Lionsgate’s You’re Next takes one of the most terrifying film genres, the home-invasion movie, and turns it on its head—adding dimension, drama, and bone-chilling realism to one of life’s most universal fears. The story follows an upper-class family, the Davisons, who are as rich as they are estranged. In an earnest attempt to bring everyone back together, Aubrey and Paul Davison decide to celebrate their wedding anniversary by inviting their four children and their significant others to a family reunion at their remote and slightly rundown weekend estate.
A non-stop, edge-of-your-seat, home-invasion bloodbath, You’re Next stars Sharni Vinson, Nicholas Tucci, Wendy Glenn, AJ Bowen, Joe Swanberg, Margaret Laney, Amy Seimetz, Ti West, and Rob Moran, along with scream queen Barbara Crampton (Re-Animator), who returns for to the big screen for the first time in seven years as matriarch Aubrey Davison.
It was during the editing process for director Adam Wingard’s 2010 serial-killer thriller A Horrible Way to Die that he started to conceive of his newest film, You’re Next. “I was doing the whole  from my place in Alabama, which is kind of in the middle of nowhere,” Wingard says. “You become very aware of the isolation out there and start to get paranoid that somebody’s going to break into your house.

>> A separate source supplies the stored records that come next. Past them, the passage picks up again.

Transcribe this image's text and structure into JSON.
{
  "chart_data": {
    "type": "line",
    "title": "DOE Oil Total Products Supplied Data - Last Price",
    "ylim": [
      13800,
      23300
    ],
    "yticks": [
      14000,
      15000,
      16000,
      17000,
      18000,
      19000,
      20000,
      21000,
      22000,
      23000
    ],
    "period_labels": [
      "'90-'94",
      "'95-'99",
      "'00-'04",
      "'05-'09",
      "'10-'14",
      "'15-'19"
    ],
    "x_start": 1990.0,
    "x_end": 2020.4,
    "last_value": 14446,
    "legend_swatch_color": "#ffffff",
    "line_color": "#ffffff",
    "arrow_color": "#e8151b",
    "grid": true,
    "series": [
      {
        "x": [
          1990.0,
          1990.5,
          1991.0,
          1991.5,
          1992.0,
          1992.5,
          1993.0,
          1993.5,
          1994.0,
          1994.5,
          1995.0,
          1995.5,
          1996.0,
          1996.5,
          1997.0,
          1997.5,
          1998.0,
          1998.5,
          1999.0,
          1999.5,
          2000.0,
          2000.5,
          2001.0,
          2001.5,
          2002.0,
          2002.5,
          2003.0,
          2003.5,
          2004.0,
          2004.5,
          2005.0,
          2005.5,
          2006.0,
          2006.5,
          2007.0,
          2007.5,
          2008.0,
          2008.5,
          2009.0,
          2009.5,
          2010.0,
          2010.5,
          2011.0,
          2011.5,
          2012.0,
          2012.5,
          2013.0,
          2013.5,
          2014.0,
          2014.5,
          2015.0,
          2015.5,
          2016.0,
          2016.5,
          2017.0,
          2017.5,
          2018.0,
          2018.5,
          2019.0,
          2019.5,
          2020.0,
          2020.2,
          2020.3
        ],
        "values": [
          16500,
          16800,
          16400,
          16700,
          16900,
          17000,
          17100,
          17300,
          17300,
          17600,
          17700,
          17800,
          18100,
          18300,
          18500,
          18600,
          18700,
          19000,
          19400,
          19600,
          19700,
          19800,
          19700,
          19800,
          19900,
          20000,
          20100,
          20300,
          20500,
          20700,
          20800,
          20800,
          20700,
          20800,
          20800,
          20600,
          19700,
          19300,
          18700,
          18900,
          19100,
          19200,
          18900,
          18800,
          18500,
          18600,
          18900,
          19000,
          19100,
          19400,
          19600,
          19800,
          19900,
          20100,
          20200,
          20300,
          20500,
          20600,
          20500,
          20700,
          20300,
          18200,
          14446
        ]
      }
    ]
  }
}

You know you can’t depend on the cops, because it would take them so long to get to you. So you have to be more aware of the thought of depending on yourself and the terror of having to accept that responsibility.”
Principal photography for You’re Next took place over 26 days in and around snowy Columbia, Missouri. The majority of those days were spent shooting at the rambling and somewhat rundown English Tudor-style mansion that serves as both the Davison-family estate and the target of the movie’s home-invasion storyline. “Finding the house ended up being one of the most challenging parts of pre-production,” says director Adam Wingard.
Another technical element critical to the success of the film were the masks worn by the killers.“We wanted them to have iconic masks, but it’s hard to come up with a horror movie with a masked killer that hasn’t been done before,” says writer/producer Simon Barrett who grew up in Columbia.